Nweti afastou-se, caminhando junto à água. Avançara um
bom bocado quando viu uma mulher sentada na areia, de pernas cruzadas. Era alta
e elegante, de uma beleza sem esforço, como imaginamos que devem ser as
princesas dos contos de fadas.
– Ah, chegaste, Lua! – murmurou a mulher, sorrindo. –
Estávamos à tua espera.
A menina estranhou:
– Lua?!
– Não sabes que o teu nome significa Lua?
Sim, Nweti sabia. O pai dizia-lhe isso muitas vezes.

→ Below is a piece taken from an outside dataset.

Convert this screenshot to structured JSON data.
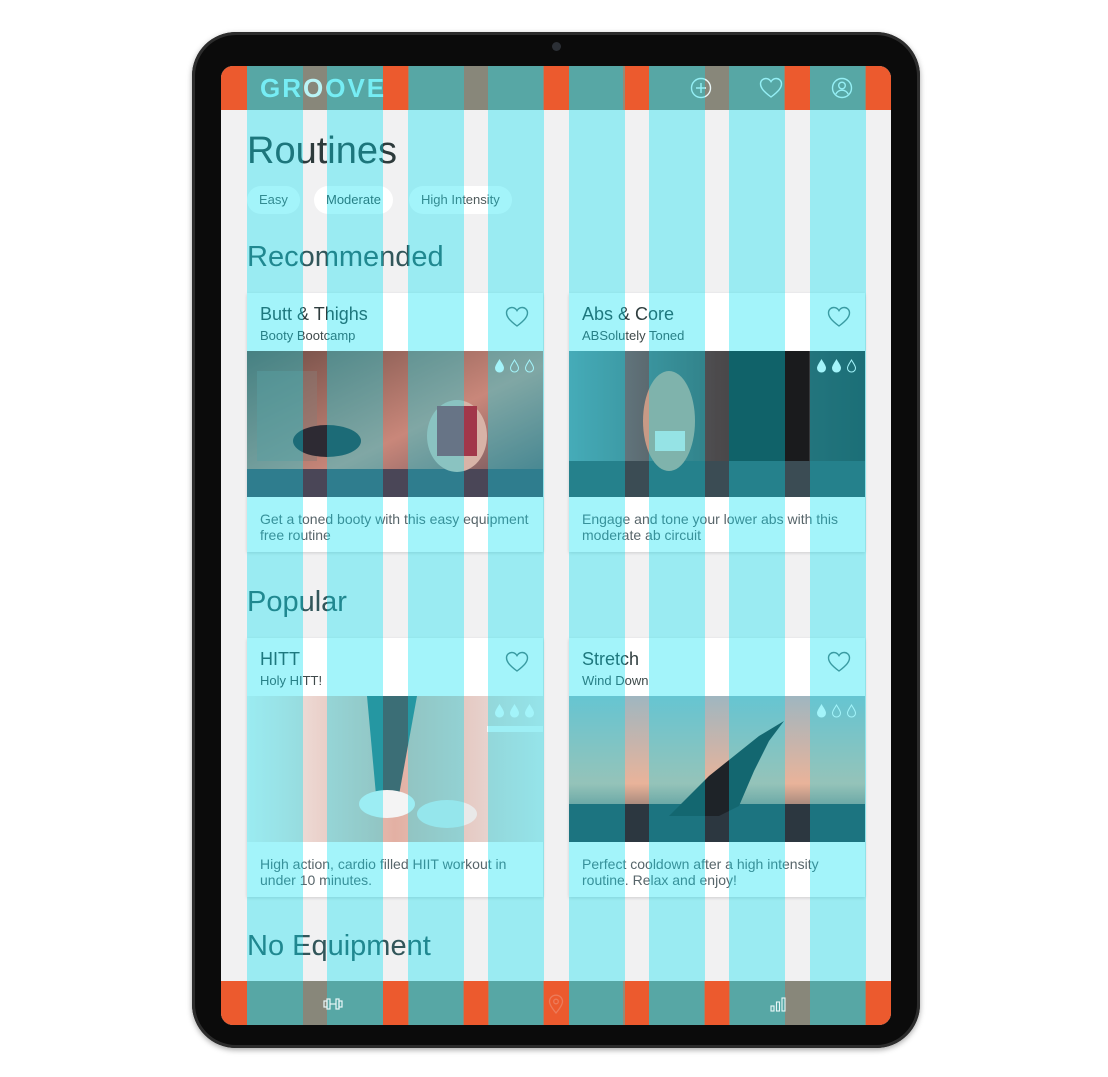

– Sim. Como sabes o meu nome?
A mulher voltou a sorrir. Sorria e era como se o Sol
nascesse do sorriso dela:
– Nós somos teus amigos.
– Nós?!
– Eu e este pequeno senhor aqui.
Enquanto falava, a mulher estendeu a mão direita. E foi
então que Nweti o viu. Não podia ser, mas estava ali:
– Eustáquio?!
Sim, seria capaz de reconhecer o seu amigo entre um
milhão de outros caranguejos‑eremitas. Era Eustáquio. O animalzinho não falou.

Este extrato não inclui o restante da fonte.